Gözlerimi kulaklarıma gelen küçük çığlıklar ve patırtılarla açtım. Sabah olduğunu sanmıştım ama odanın içi hala kapkaranlıktı. Gözlerimin alışması için ilk birkaç saniye karanlığa bakmak zorunda kaldım.
“ Nerede bu şeker, uff ! “
Odanın içinde bir yerde Sehun'un sesini duyunca yaslandığım karyoladan hızla çektim kendimi. Hala karanlık olduğu için onu göremiyordum. Üzerimdeki yorganı kenara atıp ayağa kalktığım zaman onunda hemen önümde olduğunu fark ettiğimde biz çoktan kafa kafaya çarpışmıştı bile. Tek elimle alnımı tutarak diğer elimle de komidinin üzerindeki gece lambasını açtığımda Sehun'un yerde başını tutarak kıvrandığını gördüm. “ Ahh, seni kalın kafalı “ Son kez başını okşayarak çekti elini.
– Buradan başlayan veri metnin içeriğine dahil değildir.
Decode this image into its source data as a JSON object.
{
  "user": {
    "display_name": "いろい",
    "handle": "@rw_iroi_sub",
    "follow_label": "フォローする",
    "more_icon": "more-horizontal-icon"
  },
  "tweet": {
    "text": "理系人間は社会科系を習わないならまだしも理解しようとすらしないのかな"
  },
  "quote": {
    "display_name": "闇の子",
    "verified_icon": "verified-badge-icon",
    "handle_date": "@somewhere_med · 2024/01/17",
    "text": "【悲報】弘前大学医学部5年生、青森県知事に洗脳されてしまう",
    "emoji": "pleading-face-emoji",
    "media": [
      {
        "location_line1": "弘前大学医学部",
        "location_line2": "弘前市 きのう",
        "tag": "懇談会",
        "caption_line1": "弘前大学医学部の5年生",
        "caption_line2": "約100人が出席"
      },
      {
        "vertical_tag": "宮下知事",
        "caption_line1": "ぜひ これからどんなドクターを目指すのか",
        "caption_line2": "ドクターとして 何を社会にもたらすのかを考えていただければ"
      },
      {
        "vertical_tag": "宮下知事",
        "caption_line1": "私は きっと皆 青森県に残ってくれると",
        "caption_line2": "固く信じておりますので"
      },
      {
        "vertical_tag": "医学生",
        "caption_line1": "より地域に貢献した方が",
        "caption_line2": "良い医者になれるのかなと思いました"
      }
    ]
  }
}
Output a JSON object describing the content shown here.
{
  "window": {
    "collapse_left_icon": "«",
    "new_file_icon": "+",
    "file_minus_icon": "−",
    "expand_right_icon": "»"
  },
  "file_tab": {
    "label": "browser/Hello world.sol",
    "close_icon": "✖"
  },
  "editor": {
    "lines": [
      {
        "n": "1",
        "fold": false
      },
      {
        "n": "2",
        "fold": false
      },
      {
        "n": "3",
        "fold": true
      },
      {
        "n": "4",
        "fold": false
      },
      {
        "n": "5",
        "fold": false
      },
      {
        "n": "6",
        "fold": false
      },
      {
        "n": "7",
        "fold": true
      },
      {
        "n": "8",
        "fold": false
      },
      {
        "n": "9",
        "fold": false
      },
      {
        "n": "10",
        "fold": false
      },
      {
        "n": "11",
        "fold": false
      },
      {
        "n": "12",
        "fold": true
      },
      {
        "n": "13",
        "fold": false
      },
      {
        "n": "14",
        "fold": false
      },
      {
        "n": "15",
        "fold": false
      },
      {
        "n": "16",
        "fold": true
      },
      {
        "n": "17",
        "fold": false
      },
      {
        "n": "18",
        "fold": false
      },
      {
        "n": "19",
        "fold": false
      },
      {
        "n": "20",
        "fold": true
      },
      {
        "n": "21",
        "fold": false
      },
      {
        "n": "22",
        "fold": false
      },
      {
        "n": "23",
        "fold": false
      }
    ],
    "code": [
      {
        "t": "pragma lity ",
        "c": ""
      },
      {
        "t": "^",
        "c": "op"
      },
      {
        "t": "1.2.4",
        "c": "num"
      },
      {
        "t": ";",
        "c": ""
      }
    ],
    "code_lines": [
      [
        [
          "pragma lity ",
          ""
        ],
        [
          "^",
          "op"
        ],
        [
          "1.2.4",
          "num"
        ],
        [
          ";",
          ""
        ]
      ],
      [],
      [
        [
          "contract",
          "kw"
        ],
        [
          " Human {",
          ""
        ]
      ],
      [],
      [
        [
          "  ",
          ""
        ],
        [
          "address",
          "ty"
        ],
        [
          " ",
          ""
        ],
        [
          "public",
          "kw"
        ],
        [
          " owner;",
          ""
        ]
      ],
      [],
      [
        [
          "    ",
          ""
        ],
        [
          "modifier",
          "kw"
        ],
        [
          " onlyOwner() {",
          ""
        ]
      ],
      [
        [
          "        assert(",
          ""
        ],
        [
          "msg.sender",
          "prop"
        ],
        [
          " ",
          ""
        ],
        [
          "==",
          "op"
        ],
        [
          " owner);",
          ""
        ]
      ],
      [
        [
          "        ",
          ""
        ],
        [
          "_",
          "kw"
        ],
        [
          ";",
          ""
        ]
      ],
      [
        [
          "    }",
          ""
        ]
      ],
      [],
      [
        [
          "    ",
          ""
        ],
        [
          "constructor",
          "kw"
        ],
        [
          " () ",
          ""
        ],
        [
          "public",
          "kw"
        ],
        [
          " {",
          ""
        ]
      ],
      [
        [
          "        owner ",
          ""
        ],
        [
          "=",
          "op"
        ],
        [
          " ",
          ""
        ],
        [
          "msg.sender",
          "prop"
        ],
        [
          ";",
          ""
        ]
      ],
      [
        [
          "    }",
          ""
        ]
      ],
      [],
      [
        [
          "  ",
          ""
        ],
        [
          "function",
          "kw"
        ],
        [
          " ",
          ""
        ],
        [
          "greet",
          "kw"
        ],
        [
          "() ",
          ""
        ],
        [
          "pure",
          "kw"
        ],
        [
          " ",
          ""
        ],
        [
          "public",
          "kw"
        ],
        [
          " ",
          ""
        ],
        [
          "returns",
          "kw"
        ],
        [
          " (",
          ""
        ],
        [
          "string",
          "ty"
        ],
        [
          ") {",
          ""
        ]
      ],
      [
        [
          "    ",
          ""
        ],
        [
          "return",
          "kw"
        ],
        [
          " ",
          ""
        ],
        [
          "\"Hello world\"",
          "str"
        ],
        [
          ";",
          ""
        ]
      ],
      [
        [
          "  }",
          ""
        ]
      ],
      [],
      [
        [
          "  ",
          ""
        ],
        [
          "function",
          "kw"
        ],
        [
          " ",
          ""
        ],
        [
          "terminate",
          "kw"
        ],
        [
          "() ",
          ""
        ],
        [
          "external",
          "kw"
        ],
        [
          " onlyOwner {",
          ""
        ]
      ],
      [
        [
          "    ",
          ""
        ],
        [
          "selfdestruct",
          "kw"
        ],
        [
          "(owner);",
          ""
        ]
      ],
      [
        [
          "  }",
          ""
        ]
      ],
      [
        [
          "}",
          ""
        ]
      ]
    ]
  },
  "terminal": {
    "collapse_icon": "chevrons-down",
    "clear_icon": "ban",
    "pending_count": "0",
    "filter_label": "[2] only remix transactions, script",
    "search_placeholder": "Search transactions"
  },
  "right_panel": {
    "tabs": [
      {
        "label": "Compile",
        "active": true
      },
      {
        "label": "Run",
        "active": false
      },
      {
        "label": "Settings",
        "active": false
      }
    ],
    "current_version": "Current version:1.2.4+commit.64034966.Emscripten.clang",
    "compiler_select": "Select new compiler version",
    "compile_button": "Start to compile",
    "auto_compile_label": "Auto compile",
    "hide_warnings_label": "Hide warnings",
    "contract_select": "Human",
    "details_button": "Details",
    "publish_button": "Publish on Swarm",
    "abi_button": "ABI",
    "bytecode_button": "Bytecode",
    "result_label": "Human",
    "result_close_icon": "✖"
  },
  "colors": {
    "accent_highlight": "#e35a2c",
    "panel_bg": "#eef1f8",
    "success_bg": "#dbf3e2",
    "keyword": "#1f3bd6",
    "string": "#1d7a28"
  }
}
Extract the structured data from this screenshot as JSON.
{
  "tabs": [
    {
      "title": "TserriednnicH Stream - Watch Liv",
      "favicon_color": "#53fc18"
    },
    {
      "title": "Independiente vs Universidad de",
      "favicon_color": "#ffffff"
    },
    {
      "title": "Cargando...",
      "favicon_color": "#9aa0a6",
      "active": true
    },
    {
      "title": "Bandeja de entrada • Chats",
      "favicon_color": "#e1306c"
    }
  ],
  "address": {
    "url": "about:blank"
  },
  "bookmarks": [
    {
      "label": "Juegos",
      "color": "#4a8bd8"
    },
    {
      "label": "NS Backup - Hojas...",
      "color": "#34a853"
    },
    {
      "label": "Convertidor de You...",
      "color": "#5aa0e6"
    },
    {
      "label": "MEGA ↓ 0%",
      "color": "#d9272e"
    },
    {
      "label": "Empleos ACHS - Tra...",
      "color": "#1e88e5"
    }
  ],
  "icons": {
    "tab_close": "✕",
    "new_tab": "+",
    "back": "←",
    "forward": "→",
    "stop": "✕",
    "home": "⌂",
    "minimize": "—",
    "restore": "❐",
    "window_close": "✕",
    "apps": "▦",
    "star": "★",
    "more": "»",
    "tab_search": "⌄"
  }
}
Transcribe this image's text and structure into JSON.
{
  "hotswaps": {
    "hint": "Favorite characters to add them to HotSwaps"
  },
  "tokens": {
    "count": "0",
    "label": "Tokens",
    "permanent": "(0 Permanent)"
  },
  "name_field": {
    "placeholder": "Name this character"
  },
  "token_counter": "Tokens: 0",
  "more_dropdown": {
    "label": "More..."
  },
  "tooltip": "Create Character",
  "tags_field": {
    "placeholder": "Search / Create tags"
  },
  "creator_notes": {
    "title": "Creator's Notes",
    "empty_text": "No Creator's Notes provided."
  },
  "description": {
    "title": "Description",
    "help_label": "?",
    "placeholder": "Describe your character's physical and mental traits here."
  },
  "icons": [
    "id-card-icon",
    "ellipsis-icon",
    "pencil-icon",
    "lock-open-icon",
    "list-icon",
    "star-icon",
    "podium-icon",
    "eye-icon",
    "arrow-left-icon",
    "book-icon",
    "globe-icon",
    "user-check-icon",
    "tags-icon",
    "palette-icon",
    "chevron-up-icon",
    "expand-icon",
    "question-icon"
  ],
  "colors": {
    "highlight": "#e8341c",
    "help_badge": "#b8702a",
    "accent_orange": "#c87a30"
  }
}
“ Seninki de pamuktan sanki “ dedim kısık bir sesle. Lay hemen yanımda uyuyordu çünkü. “ Ne yapıyorsun burada? “ diye sordum tam onun karşısına otururken. Dizlerimi kendime çekip kollarımla sardım.
“ Yere şekerimi düşürmüştüm, onu arıyorum. “ diyerek tekrar oturduğu yerden bakındı etrafına. Bulamayınca büyük bir Off çekip ayaklarını yanıma doğru uzattı.
“ Şekerlemeleri neden bu kadar çok seviyorsun? “ diye sordum meraklanarak.
“ Çünkü çok lezzetliler. “ dedi bilmiş bir şekilde oda. Bu hali nedense bana Chanyeol'u hatırlatmıştı.
“ Daha sağlıklı lezzetli şeylerde yiyebilirsin. “ Ne yani onu düşünmeye mi başlamıştım şimdi de? O bir melek. Kendi başının çaresine bakabilir, değil mi?
“ Bana sağlıklı ama bir o kadar da lezzetli bir şey söyler misin? “ Kollarını birbirine dolayarak arkasına doğru yaslandı bana bilmiş bir şekilde bakarken. Elimi çenemin altına koyarak düşünmeye başladım. Gerçektende lezzetli ama bir o kadar da sağlıklı olan tek şey ..
“ Tabi ki de Çilek “ Bunu yüksek sesle söylediğim için hemen ağzımı kapatıp arkamı döndüm ama Lay kendinden geçmiş bir şekilde uyuyordu.
“ Çilek mi? Ben meyve sevmem. “ diyerek omuz silkti.
“ Ben çok severim. Çok lezzetlidir ve de çok faydalıdır. “ Bu sefer bilmişlik sırası bana geçmişti. Tekrardan omuz silkti ilgilenmediğini belli etmek istercesine. Aradan geçen sessiz dakikalar sonunda Sehun'un yeleğinin cebindeki boş kırmızı poşeti fark etmemle aklıma çok güzel, onu sevinçten havalara uçuracak ve benimde paçamı kurtaracak güzel bir fikir geldi . Uzanıp ani bir hareketle poşeti cebinden aldığımda gözleri kocaman olmuş bir şekilde bana baktı.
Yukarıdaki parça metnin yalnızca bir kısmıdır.